Grimma. Die romantische Muldestadt möchte sich als Hochzeitstadt einen Namen machen. Denn der schönste Tag im Leben verdient die schönste Kulisse.

Der Arbeitskreis „Hochzeitstadt Grimma“ arbeitet derzeit an der Umsetzung der Idee. Ein erster Schritt ist es, Dienstleistungen, Locations und Gewerbetreibende, die etwas mit Heiraten am Hut haben, als Gemeinschaft vorzustellen. Ein Faltblatt soll für den Verbund werben. Geplant ist, dass der zehnseitige Flyer Auskunft über Kontaktdaten und Angebot der Partner gibt. Die Trauorte, Locations, Dienstleister und Geschäfte sind auf einer Doppelseite des Flyers im übersichtlichen Stadtplan mit ihren Standorten dargestellt. Das Heftchen wird in einer Auflage von 5.000 Stück gedruckt und erstmalig am Stand der „Hochzeitstadt Grimma“ zum Autofrühling am 25. April auf dem Markt verteilt.

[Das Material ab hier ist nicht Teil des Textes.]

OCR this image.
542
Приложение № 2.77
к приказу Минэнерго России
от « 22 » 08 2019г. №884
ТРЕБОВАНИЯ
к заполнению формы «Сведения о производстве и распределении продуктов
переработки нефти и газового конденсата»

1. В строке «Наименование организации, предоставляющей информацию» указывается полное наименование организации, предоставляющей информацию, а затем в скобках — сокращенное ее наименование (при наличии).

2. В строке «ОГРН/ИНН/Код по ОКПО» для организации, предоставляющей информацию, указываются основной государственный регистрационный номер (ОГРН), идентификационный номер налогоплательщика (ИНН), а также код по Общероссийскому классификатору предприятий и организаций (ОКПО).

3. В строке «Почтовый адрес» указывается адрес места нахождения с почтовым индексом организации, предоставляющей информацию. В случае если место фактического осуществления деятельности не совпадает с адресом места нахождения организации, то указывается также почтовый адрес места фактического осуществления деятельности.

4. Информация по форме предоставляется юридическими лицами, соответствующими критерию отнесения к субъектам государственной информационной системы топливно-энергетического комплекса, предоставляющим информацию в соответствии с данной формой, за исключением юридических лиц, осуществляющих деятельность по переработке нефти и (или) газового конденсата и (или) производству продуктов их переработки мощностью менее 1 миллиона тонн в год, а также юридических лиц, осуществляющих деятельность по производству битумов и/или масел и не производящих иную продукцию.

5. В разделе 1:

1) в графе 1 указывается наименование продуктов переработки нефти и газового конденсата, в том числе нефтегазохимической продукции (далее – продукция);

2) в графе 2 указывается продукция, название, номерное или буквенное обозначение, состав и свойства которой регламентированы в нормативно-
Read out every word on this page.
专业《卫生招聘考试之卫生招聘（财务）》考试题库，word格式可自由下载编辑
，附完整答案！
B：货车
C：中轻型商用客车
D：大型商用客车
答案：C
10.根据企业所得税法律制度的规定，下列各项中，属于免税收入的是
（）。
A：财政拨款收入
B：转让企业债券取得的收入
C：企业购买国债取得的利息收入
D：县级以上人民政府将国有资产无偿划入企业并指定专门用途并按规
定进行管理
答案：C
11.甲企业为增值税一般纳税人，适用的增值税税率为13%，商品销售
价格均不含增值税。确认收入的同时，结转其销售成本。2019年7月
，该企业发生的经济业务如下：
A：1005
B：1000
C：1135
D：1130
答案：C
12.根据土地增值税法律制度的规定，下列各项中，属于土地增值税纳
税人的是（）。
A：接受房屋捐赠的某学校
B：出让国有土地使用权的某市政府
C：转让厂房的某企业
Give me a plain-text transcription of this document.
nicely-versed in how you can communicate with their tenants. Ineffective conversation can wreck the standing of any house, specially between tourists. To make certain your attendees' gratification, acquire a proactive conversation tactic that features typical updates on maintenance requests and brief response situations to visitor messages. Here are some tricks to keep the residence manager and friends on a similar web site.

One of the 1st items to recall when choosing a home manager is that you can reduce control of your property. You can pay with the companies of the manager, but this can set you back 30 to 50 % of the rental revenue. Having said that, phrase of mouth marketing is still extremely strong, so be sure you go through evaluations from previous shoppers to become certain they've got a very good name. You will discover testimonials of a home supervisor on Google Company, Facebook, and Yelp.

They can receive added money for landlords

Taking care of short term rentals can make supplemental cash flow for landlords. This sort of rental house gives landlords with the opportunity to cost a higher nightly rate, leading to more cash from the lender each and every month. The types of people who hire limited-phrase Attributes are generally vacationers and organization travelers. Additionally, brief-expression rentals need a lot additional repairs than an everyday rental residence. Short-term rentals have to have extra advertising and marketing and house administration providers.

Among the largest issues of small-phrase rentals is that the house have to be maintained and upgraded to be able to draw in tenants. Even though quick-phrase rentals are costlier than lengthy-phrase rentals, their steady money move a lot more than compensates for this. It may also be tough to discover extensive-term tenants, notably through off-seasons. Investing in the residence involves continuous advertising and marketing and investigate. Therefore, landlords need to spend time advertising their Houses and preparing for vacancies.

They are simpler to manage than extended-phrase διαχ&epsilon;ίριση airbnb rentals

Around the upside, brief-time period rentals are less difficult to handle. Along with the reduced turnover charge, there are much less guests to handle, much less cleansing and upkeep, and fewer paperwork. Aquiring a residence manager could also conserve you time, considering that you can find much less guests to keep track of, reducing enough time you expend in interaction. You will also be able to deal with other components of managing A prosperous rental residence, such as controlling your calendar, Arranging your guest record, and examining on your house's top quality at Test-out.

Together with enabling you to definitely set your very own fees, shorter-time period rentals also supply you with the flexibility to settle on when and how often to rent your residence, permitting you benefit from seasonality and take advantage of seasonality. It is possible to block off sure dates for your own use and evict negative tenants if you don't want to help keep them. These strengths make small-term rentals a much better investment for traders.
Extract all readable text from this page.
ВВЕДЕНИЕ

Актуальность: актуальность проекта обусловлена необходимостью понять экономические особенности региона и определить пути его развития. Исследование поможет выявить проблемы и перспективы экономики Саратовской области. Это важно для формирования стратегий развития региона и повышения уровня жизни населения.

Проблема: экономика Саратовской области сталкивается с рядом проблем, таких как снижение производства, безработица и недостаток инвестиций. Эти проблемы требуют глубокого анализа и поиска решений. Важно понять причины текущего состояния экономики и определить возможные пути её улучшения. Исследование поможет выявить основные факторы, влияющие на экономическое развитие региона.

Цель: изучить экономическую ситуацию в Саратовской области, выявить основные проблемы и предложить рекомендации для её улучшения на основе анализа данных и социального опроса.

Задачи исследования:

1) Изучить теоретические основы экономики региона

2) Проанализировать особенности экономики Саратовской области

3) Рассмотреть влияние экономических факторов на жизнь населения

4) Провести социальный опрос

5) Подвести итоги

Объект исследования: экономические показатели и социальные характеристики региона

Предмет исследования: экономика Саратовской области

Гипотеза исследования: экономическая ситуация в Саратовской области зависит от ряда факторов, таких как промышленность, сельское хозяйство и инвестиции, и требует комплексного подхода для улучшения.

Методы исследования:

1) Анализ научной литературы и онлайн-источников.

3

Wer im Flyer erscheinen möchte, kann sich noch bis zum 6. März melden. Telefonische Anmeldungen sind unter der Rufnummer 03437/ 98 58 215 möglich. Der Arbeitskreis „Hochzeitsstadt Grimma“ trifft sich am Dienstag, 25. Februar, 18.30 Uhr im kleinen Sitzungszimmer des Rathauses, Markt 27. In dieser Runde wird die Kampagne genauer vorgestellt.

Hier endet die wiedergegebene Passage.